What Do Hostilities with Iran Mean for Investors?

Growth Stocks, IPO, Macroeconomics

The financial world is still reeling from the aftershocks of the U.S. military’s strike on Qasem Soleimani. In the near-term, stocks dropped, and oil surged. That’s to be expected.

I must caution investors to resist the urge to invest with their emotions, especially fear. I won’t venture a prediction of what will happen, and I’m wary of anyone who tries.

Let me be clear: There’s no reason to sell out of this market due to Iran. As long as you have a diversified portfolio of sound stocks, then you should keep your wits about you. Remember that the fundamentals of the U.S. economy are still sound. Unemployment and inflation are low.

Never Invest by Fear

I will, however, touch on a few truths about the markets and investing. The first reaction is almost always wrong. In fact, stock prices have already stabilized.

The second is that dire predictions often get the most attention, and they’re almost always wrong. (Note that I said almost always.)

I even have evidence. Jeffrey Kleintop, the Chief Global Investment Strategist at Charles Schwab, posted a fascinating chart (see here). It details the market’s near-term reaction following U.S. military strikes going back more than 25 years. (I had forgotten there had been so many.)

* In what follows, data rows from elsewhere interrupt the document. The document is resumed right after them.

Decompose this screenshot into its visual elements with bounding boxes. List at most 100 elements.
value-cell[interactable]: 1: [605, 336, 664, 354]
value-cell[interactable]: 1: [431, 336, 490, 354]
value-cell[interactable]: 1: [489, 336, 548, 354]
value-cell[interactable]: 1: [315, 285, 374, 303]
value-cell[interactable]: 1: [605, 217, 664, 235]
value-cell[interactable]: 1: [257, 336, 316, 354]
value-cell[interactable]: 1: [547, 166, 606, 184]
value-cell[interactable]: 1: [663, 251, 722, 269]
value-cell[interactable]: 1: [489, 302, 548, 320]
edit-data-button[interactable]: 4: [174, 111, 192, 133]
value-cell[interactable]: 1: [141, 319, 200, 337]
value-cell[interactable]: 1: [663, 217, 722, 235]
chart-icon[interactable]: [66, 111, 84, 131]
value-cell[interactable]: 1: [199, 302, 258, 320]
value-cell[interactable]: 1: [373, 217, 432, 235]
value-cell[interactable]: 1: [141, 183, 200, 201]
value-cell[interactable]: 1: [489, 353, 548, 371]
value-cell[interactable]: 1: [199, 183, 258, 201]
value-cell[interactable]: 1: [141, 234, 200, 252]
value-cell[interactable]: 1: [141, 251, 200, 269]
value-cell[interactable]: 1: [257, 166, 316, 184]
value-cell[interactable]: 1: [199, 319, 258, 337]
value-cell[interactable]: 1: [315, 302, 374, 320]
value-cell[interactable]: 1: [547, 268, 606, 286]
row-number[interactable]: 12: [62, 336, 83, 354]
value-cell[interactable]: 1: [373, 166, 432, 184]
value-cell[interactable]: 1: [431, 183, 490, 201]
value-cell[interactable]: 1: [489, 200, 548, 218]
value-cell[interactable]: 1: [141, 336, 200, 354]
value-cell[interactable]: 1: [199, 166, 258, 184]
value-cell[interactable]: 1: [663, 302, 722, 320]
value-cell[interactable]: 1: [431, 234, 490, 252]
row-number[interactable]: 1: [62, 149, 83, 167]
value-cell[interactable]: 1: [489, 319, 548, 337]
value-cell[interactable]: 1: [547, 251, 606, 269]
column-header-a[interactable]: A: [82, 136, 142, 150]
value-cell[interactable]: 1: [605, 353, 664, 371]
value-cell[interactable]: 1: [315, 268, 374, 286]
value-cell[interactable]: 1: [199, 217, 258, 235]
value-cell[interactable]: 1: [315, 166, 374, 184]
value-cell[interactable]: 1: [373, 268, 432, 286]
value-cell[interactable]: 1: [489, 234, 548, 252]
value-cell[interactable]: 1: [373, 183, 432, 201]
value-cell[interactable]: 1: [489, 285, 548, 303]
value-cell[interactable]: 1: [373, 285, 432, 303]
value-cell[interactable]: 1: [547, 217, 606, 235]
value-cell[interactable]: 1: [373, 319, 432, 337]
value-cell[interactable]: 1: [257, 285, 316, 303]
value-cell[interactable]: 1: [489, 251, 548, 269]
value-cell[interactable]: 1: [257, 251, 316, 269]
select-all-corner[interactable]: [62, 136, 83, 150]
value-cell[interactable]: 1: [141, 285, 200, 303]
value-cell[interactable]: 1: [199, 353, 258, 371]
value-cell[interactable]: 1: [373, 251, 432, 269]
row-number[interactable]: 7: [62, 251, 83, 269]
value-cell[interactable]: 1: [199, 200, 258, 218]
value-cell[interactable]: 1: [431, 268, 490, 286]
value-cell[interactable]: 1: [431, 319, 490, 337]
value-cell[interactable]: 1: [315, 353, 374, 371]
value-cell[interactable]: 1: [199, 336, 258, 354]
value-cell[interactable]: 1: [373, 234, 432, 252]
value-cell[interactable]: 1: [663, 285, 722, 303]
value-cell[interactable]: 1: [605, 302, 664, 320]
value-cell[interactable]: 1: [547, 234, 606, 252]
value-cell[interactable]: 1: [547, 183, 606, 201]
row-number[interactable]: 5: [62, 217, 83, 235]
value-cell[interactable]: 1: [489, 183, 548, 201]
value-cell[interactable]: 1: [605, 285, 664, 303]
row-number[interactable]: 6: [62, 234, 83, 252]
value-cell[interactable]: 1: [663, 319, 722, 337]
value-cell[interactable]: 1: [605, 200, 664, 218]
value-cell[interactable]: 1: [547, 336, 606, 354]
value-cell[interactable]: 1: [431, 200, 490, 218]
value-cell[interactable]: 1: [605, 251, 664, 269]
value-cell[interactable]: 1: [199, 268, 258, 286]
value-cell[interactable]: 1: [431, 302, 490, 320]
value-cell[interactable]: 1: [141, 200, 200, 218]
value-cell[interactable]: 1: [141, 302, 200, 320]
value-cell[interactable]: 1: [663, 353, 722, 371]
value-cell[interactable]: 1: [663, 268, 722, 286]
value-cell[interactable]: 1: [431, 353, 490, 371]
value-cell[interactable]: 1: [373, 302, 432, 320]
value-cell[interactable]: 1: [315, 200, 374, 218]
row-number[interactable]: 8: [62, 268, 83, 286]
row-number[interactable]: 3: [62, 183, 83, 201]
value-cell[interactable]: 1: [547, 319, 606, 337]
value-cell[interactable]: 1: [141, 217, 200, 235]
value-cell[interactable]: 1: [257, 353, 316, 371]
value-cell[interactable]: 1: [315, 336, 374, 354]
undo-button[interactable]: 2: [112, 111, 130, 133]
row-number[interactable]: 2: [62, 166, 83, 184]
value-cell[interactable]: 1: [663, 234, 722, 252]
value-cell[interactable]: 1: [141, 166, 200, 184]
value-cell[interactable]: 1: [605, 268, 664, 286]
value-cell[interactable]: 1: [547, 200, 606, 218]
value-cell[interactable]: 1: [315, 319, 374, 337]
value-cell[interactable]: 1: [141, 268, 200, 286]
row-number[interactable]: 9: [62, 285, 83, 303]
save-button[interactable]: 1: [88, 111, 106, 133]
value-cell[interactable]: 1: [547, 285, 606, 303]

Except for a bump up in the price of oil, the market largely takes these actions in stride, although I recognize that this latest strike could be more consequential.

We also have to remember that the stock market is not a barometer of world political stability. Stocks are focused on earnings. International events hold more sway over bond and currency markets, plus selected commodities.

We should keep in mind that the U.S. is no longer in the grip of the oil-producing nations like it used to be. A few decades ago, OPEC could easily trip us up by making production cuts. That’s not true anymore. Even Saudi Arabia is trying to diversify its economy. I’ll add that since its post-IPO peak, Saudi Aramco has lost $200 billion.

Raytheon: “Light of the Gods”

The heightened tensions do present us with some opportunities in the defense sector. Fortunately, the United States has many outstanding defense and aerospace stocks. One that I’ve long been an admirer of is Raytheon (RTN), which means “light of the gods.”

Raytheon is in the upper pantheon of U.S. military contractors. The company regularly places among the Pentagon’s top 10 contractors. Its air/land/sea/space/cyber defense offerings include reconnaissance, targeting, and navigation systems, as well as missile systems (Patriot, Sidewinder, and Tomahawk), unmanned ground and aerial systems, sensing technologies, and radars.

Raytheon also makes systems for communications (satellite) and intelligence, radios, cybersecurity, and air traffic control. It offers commercial electronics products and services, as well as food safety processing technologies. The U.S. government accounts for a large portion of sales. It’s nice to have your major customer to be someone with very deep pockets.

While I like Raytheon, there’s a major near-term issue that causes me concern. That’s why my support for the stock is conditional. Let me explain. The biggest news for Raytheon came last June.

That’s when the company announced that it is merging with United Technologies (UTX). The deal is all cash. Raytheon shareholders will get 2.3348 shares of the new company for every one they own now. The combined company will be called Raytheon Technologies.

Once the merger is done, United Technologies shareowners will own approximately 57%, and Raytheon shareowners will own about 43% of the combined company on a fully diluted basis.

That sounds good, but there’s the fine print. United Technologies is also in the process of spinning off two companies, Otis and Carrier. As a result, it’s not entirely clear what Raytheon will be merging with.

Those spinoffs are projected to happen in the first half of this year. So is the Raytheon/United Technologies merger, but shareholders of Raytheon will not get spinoff shares of Otis and Carrier. This is frustrating and not the way shareholders should be treated.

I like Raytheon, the company—and the shares just touched a new 52-week high. However, I caution investors of adding it before the next earnings report.

Raytheon should report Q4 earnings at the end of the month. Wall Street current expects earnings of $3.12 per share. If Raytheon tops expectations, then I think it’s a safe stock to build a position even with the spinoffs issue.

If Raytheon doesn’t beat earnings, then back away, and we’ll have to reevaluate until the United Technologies deal is complete.